After calling the extractSlideNotes function, your output will look something like this:

$ extractSlideNotes ~/Desktop/sample/
1 Notes on slide 1
2 Notes on slide 2
3 Notes on slide 3

You can imagine extending this to extract other kinds of information from a PowerPoint file, simply by changing the $XPATH variable to fetch a different XML path from the file.

What about adding slides?

If, like me, you often find yourself demoing your software tools in PowerPoint, you may be wondering whether we can automate inserting 100’s of new slides, where each slide would contain one screenshot obtained from a specified folder. Doing that manually can be painful (although in the Windows version of PowerPoint, it seems you can do Insert -> Photo Album).

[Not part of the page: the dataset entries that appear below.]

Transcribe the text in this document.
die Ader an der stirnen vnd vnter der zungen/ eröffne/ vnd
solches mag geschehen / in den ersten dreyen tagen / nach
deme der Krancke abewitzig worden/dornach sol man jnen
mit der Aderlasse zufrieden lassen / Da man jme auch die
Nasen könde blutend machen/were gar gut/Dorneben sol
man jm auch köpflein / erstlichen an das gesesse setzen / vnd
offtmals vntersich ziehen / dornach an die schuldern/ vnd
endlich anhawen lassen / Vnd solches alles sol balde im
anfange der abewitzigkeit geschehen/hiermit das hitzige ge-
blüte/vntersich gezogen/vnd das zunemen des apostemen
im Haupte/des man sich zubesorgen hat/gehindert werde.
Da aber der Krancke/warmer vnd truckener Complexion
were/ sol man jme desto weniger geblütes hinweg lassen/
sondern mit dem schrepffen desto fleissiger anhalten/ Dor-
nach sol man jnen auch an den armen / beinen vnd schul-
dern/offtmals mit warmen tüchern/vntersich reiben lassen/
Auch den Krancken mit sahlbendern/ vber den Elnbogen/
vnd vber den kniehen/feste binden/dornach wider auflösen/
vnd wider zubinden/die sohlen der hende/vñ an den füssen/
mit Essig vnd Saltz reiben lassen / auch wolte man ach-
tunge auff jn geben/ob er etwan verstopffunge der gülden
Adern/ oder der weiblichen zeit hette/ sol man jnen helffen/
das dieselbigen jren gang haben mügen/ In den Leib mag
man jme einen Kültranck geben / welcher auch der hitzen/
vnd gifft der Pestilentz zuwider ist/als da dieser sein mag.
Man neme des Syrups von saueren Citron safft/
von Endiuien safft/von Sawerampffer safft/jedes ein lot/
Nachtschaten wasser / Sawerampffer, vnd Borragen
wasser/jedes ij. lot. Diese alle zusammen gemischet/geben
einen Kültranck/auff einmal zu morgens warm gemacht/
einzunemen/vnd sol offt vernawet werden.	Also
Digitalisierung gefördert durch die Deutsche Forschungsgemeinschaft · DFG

As we’ll see here, although it is possible to insert slides programmatically, it is not nearly as easy as retrieving information about those slides.

For example, inserting a 4th slide requires two steps. First, we need to edit the following XML files to define our new slide and its relationship to the rest of the deck:

  • [Content_Types].xml
  • ppt/presentation.xml
  • ppt/_rels/presentation.xml.rels

You may also need to edit docProps/app.xml to update the number of slides in your deck along with the slide titles, although it seems to work without making that change.

Next, we need to create two new files:

  • ppt/slides/slide4.xml
  • ppt/slides/_rels/slide4.xml

These files will define the contents of the slide and refer to common elements it uses (e.g. reusing an image from a previous slide).

In other words, this is quite a bit more complex than fetching data!

In fact, it would probably be easier to use a Macro to automate this:

Sub Test()
Dim pptSlide As Slide, pptLayout As CustomLayout
Set pptLayout = ActivePresentation.Slides(1).CustomLayout

For Index = 1 To 5
slideID = ActivePresentation.Slides.Count + 1

' Create new slide
Set pptSlide = ActivePresentation.Slides.AddSlide(slideID, pptLayout)

' Add a new image to that slide from /Users/robert/Desktop/images/figure*.png
pptSlide.Shapes.AddPicture fileName:="Users:robert:Desktop:images:figure" & Index & ".png", LinkToFile:=msoTrue, SaveWithDocument:=msoTrue, Left:=0, Top:=100
Next
End Sub

It’s a wrap

This concludes our exploration into the wonders hiding behind the .pptx file. If you have ideas about how this trick can be used for other practical purposes, feel free to share them below.